Dal Dipartimento della Pubblica Sicurezza, indiscrezioni confermano che giovedì a Bruxelles si è svolta una riunione a cui ha partecipato una delegazione del nostro Paese, rappresentanti di Frontex e della Commissione europea dove si è formalizzata la decisione di regolamentare le attività delle Ong nell'ambilto della gestione del fenomeno migratorio. È così che Roma, secondo il quotidiano britannico, pensa di risolvere la crisi dei rifugiati e di fronte al rifiuto di cooperare degli altri Stati Ue. Speriamo solo che non si tratti di nuovi accordi capestro come quelli segnalati dalla Bonino. Per far recepire la direttiva sui permessi temporanei serve una maggioranza di 14 Paesi su 27 e, considerando l'isolamento attuale dell'Italia in Europa, bisogna sperare che il governo chiuda degli accordi con singoli Stati della Ue per ottenere una applicazione immediata della direttiva. "Non e' una minaccia all'Europa", ha precisato, ma "qualcosa previsto dalla normativa vigente: qualcosa di molto piu' serio, di meno velleitario e meno illegale dell'annunciato blocco dei porti".

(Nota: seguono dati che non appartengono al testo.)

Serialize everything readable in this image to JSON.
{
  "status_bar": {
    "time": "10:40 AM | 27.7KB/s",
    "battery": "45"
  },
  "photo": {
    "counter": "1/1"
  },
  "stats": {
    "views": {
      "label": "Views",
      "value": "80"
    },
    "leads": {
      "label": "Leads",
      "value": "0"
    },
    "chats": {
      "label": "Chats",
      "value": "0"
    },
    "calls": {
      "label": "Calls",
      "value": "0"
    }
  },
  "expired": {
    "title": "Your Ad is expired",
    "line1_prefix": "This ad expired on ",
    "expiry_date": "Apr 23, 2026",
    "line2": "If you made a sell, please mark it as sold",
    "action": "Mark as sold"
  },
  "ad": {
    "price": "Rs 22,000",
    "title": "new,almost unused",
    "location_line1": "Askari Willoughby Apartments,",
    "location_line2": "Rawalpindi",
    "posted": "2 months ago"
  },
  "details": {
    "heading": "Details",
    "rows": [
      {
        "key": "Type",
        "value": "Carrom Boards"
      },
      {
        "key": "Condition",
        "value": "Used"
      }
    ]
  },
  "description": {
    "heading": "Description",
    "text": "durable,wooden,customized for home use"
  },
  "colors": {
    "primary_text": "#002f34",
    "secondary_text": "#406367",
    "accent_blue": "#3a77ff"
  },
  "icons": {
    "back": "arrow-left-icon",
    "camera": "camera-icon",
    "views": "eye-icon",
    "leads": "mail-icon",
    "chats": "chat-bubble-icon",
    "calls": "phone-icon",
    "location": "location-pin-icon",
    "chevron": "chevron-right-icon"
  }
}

Durante il renzismo si è radicato un sistema di speculazione "poetica" oltre che economica sull'immigrazione, dagli esiti imprevedibili e che potrebbero sul lungo periodo diventare sempre più drammatici. La Francia, che giá blocca i migranti che provano a passare il confine in Liguria, schiererebbe i gendarmi come giá fece due anni fa. "Non ci sono atti di forza, ma un duro negoziato". In media infatti solo il 20% di chi presenta una domanda in Italia fugge da una guerra o da persecuzioni. Il governatore della Lombardia, Maroni, all'epoca ministro dell'interno nel governo Berlusconi, i visti li utilizzò e non scarta l'ipotesi a priori, ma sottolinea che a differenza di allora l'esecutivo attuale non intende dichiarare lo stato di emergenza, né, al momento, si riescono a identificare i migranti sparpagliati sui territori. "Dobbiamo continuare a spingere sull'Europa che non può lasciarci soli". E a quel punto molti si sposterebbero al Nord.

Le partenze dalla Libia si sono incrementate, altre duecentomila persone aspettano di farlo, ed è aumentato il numero dei morti nel Mediterraneo nonostante le tante e generose operazioni di salvataggio, come denunciano le organizzazioni umanitarie.